A bug that could potentially delete documents when the document ID contains whitespace or special characters was resolved in the Access Control Collection (ACL) backend.

A bug was fixed that caused issues in the XML Transformation index pipeline stage.

The Indexing Service logs do not reveal database credentials.

Some SharePoint crawl timeout issues were resolved.

Known issues

Fusion

Validation errors occur when index pipelines are imported before data models. This issue is fixed in Fusion 5.4.2.

OpenID Connect realms do not work using proxy settings. This issue is fixed in Fusion 5.4.2.

After upgrading from 5.3.3 to 5.4.0, the About Fusion section displays the version incorrectly. This issue is fixed in Fusion 5.4.1.

SP Plugin pods fail with an OOMKilled error.

In Fusion 5.4.0, the JAX-RS libraries were upgraded, causing Appkit’s webapps service to stop working as expected.

This issue is fixed in Fusion 5.4.2. Check out the Fusion 5 Upgrades topic for details on upgrading.

Appkit apps deployed in Fusion 5.4.0 or 5.4.1 will not work, unless you downgrade the webapps microservice to 5.3.x. To do this:
1. Open the customize_fusion_values.yaml file.
2. Update the webapps image tag value to 5.3.5, or any 5.3.x version number.
  webapps: image: tag: 5.3.5 livenessProbe: initialDelaySeconds: 60 javaToolOptions: "-Xmx1g -Dspring.zipkin.enabled=false -Dspring.sleuth.enabled=false -XX:+ExitOnOutOfMemoryError" ...
3. Save your changes.
4. Run the upgrade script.

Removals

The Slack connector has been removed. This is due to Slack removing a critical API endpoint used in the connector, channels.*. The Slack V2 connector is in development and will replace this connector.
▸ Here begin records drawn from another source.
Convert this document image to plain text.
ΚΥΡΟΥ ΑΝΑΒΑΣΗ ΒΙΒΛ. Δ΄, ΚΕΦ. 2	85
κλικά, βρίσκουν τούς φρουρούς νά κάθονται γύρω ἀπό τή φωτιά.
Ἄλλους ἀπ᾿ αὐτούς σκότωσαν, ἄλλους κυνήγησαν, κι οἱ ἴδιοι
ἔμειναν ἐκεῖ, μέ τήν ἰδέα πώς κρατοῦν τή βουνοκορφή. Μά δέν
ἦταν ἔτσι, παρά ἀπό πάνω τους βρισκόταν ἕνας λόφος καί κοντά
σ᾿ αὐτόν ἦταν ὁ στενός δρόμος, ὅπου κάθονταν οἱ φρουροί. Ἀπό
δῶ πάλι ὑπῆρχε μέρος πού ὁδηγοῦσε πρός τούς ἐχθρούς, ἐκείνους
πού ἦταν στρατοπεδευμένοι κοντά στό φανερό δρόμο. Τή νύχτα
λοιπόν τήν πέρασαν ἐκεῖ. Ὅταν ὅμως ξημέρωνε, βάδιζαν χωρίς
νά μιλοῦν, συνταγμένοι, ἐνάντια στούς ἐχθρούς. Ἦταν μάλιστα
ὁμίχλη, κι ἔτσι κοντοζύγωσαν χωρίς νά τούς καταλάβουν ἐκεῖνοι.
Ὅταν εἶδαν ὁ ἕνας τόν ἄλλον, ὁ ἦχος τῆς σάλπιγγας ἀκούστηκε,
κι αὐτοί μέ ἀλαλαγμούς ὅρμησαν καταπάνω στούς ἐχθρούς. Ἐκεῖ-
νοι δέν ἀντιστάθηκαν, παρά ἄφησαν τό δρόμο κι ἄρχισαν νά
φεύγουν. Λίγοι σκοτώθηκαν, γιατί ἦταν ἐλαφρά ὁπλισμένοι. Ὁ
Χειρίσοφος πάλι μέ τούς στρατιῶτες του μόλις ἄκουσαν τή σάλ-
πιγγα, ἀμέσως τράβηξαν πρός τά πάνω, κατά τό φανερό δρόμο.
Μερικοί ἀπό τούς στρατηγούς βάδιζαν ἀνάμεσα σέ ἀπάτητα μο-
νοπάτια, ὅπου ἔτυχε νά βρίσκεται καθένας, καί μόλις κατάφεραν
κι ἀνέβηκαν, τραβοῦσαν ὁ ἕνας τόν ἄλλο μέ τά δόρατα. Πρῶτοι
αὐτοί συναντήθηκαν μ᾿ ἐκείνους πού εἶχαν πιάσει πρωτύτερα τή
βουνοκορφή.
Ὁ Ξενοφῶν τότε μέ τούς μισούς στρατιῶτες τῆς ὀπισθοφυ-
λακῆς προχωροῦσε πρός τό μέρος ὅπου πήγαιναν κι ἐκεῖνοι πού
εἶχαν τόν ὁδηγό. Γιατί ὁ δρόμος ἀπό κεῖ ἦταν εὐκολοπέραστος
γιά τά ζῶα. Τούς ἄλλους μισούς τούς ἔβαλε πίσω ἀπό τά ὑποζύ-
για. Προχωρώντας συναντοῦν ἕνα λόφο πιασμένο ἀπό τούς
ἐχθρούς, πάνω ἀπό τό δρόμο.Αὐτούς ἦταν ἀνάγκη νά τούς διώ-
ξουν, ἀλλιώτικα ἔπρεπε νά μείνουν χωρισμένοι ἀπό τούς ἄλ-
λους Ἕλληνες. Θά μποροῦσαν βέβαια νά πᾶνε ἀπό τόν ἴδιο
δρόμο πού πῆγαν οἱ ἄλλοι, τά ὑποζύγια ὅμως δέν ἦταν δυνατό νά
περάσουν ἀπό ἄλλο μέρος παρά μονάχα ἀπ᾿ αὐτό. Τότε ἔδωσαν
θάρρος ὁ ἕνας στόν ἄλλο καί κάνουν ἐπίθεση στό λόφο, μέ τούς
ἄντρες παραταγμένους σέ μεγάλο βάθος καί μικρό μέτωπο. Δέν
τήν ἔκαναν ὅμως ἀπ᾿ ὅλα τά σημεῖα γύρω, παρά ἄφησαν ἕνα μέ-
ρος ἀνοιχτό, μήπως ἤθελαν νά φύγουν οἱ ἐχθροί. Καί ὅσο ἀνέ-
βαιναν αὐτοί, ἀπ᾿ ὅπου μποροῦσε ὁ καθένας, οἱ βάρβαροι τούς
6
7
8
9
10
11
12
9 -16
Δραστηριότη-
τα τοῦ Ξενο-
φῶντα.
The option to view metrics not supported in 5.x is now hidden in the Dashboards (Banana).

The prefetch() and postfetch() methods are removed from the Connectors SDK; now you use only start() and stop().

Index profiles no longer accept request parameters; these key/value pairs were never read or forwarded to the pipeline.

The class passed into the last parameter of a JavaScript stage has changed from SolrClientFactory to SolrClusterComponent. This change only impacts users with advanced JavaScript stages.